When you’ve been as happily married, for as long as I have, people inevitably turn to you for advice on their love life. I am, of course, the worst possible person to ask for advice. I have no idea what it’s like out there in dateland. Although, I do know loads of single guys and gals all looking for their own Mrs or Mr Right. Maybe I should set up my own dating agency and introduce them all to one another? No, it’s been awhile since I tried my hand at matchmaking and I’ve learned my lesson. Generally, the only thing these people have in common is me. Besides do you really want to hear all the grubby details from both sides? Exactly, leave well alone is my motto.

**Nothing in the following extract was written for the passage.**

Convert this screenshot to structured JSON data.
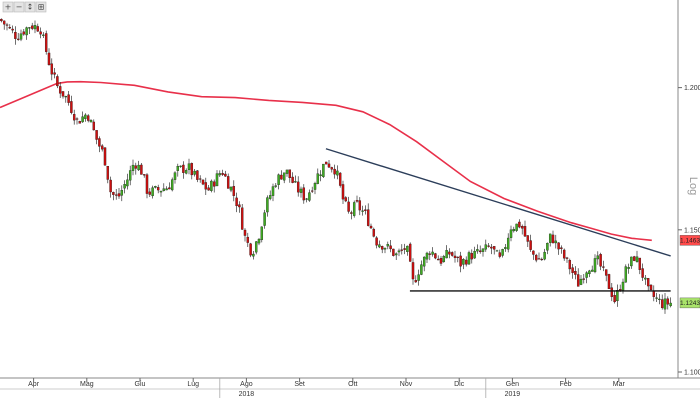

Instead, I strive to be supportive, inject some humour into the situation but mostly I listen. Sometimes it just helps to offload. Afterwards, you can get them to put things in perspective and look at the issues from the other person’s point of view. But, sometimes, none of that works and you just need to lend a shoulder to cry on. Inevitably, people want to know what they did wrong. In truth, they didn’t do anything wrong, the other person just didn’t care enough.
None of us are perfect, we just need to find someone who can put up with our imperfections. I often say I married my beloved because I’d found someone who could put up with me 24/7 and I’d sensibly reasoned there couldn’t be too many like him. There’s an element of truth in this. I would be the first person to acknowledge I’m not easy to live with, he’s far more easy going than me. You also need compatibility. You can have your own interests but you do need to have some in common. For example, it would be unthinkable that I’d hook up with someone who didn’t like sport. You also need to be willing to compromise: yes, the C-word. A bit of give and take goes a long way. Finally, and most importantly, you both need to care deeply about one another. Without that, none of the rest really matters.
Postscript: My beloved and I discussed this over breakfast, he feels that part of the problem is unrealistic expectations.